Yamato is currently ready to start a new tinderbox run, with tests enabled (and
test-fail-continue feature so that it does not stop the whole merge when tests do fail); I still have to launch it and I’m still not sure if I should: beside the quite long tests for GCC, which also fail, the glibc tests not only fail but also don’t seem to fail reliably, stopping the ebuild from continuing. I wonder if this is a common trait of tests.
The main issue here is that without tests it makes it very difficult to identify whether the software is behaving as it should or not; as I said, not using gems helped me before and I had plans to test an otherwise not-testable software (although it failed in misery). And because of lack of testing in packages such as
dev-ruby/ruby-fcgi, so-called “compatibility patches” get added that don’t really work as they are supposed to.

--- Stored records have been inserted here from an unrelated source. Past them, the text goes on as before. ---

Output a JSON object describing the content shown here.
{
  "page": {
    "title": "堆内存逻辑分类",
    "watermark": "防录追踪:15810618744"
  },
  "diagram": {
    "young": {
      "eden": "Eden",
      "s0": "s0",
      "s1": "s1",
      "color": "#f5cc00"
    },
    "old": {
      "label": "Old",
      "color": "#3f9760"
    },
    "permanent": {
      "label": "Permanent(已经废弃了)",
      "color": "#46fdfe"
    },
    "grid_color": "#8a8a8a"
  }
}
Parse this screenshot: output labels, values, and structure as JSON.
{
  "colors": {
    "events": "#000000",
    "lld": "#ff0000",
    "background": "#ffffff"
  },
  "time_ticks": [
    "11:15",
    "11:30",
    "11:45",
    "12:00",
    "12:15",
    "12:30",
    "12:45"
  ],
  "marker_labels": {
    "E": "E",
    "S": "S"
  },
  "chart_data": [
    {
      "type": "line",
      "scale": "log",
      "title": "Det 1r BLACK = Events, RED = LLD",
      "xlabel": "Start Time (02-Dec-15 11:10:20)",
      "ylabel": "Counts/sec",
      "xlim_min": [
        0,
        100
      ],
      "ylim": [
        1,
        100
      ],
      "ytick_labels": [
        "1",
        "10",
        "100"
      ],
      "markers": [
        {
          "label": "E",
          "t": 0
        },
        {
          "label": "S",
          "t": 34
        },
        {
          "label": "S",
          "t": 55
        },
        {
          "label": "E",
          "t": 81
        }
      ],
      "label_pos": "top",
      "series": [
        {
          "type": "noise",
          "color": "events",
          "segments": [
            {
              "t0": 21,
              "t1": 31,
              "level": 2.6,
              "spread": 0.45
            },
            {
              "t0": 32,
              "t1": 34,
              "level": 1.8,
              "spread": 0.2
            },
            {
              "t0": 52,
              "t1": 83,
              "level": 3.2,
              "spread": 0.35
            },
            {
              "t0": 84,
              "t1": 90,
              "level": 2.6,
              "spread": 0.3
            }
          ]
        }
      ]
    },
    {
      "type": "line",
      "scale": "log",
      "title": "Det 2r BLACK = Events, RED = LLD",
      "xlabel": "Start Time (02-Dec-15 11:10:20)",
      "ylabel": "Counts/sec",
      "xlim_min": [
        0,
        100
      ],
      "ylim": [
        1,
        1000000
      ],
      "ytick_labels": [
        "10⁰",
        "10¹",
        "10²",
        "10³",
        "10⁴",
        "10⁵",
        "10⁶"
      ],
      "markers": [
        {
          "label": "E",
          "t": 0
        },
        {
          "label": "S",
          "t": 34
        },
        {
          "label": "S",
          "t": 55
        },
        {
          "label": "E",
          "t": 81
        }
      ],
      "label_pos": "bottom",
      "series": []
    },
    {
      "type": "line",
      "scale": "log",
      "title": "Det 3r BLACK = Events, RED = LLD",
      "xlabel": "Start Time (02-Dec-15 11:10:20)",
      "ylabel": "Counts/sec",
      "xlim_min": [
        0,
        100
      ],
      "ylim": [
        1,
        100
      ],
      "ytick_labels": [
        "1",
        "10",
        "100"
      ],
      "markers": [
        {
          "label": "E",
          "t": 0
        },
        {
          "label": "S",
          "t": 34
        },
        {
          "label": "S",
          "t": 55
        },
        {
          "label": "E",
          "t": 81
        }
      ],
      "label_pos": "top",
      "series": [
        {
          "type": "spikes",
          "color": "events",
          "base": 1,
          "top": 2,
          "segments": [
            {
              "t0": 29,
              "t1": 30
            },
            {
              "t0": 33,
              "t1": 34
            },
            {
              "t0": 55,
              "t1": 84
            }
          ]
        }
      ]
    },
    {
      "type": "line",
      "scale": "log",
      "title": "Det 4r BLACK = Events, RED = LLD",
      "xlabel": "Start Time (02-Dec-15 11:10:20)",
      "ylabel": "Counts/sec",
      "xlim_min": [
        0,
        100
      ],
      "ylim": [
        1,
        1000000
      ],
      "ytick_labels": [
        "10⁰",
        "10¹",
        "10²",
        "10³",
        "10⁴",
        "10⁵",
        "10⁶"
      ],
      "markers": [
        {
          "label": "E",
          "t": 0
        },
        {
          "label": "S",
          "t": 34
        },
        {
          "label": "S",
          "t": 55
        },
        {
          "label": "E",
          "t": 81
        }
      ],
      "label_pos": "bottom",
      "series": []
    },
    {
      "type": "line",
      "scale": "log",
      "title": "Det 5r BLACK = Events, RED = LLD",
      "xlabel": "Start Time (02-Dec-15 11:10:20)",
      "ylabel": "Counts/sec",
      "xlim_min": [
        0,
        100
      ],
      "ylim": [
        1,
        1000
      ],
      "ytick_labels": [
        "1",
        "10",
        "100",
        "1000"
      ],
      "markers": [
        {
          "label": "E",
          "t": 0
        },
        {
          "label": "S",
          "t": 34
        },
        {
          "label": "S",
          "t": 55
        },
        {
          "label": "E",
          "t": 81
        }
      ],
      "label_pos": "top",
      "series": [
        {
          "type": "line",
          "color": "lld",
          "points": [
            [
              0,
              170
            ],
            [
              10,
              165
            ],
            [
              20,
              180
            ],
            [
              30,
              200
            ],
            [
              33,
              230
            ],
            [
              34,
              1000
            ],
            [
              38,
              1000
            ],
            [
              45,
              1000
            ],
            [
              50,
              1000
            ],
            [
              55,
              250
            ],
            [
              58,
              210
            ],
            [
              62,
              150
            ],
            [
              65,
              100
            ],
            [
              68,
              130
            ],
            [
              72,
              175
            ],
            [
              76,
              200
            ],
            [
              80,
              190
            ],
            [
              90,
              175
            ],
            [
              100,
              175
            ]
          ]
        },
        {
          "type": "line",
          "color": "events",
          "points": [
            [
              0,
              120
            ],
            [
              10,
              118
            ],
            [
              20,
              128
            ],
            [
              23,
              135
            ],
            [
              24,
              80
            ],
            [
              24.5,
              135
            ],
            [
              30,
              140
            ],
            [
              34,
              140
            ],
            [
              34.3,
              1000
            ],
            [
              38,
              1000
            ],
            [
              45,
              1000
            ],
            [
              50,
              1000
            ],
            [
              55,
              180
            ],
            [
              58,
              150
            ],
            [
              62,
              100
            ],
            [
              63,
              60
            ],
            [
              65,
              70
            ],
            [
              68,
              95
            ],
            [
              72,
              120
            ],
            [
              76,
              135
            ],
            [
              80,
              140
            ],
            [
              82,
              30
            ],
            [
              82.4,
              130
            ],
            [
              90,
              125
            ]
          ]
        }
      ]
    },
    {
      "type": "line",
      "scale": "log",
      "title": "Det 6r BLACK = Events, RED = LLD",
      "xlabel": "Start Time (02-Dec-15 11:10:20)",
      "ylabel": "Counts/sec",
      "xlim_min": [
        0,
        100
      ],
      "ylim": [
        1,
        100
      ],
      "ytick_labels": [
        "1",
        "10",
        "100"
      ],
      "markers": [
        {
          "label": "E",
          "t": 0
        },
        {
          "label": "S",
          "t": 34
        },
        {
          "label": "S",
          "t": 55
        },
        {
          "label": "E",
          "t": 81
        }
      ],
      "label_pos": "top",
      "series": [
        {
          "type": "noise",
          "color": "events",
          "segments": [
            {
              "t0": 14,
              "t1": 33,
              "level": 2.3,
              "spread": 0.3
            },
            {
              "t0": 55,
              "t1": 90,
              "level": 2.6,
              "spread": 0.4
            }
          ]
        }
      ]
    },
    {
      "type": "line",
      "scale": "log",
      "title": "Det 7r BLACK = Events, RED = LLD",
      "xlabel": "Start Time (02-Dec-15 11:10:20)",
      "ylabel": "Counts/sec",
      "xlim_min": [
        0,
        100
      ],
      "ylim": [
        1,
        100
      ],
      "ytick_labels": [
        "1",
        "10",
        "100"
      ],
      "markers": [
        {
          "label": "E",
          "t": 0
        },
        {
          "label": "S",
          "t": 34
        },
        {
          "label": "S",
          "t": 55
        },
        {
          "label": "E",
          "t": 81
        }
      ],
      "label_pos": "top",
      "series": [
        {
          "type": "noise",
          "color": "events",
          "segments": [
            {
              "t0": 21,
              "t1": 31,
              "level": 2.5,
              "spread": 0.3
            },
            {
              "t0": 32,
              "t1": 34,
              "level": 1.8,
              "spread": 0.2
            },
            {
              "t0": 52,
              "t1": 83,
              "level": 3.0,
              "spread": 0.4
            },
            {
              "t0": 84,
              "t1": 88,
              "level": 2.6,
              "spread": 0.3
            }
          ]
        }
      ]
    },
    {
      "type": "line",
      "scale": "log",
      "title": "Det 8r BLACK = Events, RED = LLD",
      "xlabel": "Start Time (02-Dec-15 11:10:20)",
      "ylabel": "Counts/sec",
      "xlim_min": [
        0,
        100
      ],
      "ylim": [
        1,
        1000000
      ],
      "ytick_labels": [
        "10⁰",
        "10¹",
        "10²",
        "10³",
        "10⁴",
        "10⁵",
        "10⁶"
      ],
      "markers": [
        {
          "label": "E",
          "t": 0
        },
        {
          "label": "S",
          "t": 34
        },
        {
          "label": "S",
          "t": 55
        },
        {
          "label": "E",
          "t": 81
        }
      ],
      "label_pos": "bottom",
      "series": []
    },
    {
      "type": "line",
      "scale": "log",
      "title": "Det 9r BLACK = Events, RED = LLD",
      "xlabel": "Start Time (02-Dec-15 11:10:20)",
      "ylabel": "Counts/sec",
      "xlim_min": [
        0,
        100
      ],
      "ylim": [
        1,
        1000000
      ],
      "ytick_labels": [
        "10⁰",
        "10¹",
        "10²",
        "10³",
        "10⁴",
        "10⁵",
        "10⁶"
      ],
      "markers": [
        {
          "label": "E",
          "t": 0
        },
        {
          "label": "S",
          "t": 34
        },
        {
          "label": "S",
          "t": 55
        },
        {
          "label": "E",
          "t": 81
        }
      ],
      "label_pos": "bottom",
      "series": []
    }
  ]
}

By having a testsuite you can easily track down issues with concurrency, arch-specific code and other similar classes of problems. Unfortunately, with software that gets complex pretty quickly, and the need for performance overcoming the idea of splitting code in functional units, testing can get pretty ugly.
I currently have two main projects that are in dire need for testing, both failing badly right now; the first is my well-known ruby-elf that, while already having an extensive (maybe too extensive) unit testing suite, lacks some kind of integration testing for the various tools (
rbelf-size and so on) that can ensure that the results they report are the one that are expected of them. The other project is probably one of the most complex projects I ever worked on: feng .
Testing feng is a very interesting task, since you cannot stop at testing the functional units in it (which, by the way, does not exist: all the code depends one way or another on another piece of it!), you’ve got to test at the protocol level. Now, RTSP is derived out of HTTP, so one could expect that using the methods employed to test HTTP would be good enough.. not the case though: while testing an HTTP server or a web application can be tricky, it’s at least an order of magnitude easier than testing a streaming server. I can write basic tests that ensure the correct behaviour of the server to a series of RTSP requests, but it’d also have to check the RTP data being sent to be correct, and that RTCP is sent and received correctly.
As I said, it’s also pretty difficult to test the software with unit testing, because the various subsystems are not entirely isolated one from the other, so testing the various pieces requires to either fake the presence of the other subsystems, or heavily splitting the code. They rely not only on functions but also on data structure, and the presence of certain, coherent data inside these. Splitting the code is though not always an option because it might get ugly to have good performances out of it, or might require very ugly interfaces to pass the data around.
Between one thing and the other that I have seen lately, I’m really hoping one day to work on some project where extensive testing is a hard requirement, rather than something that I’m doing myself, alone, and is not essential to deliver the code. Sigh.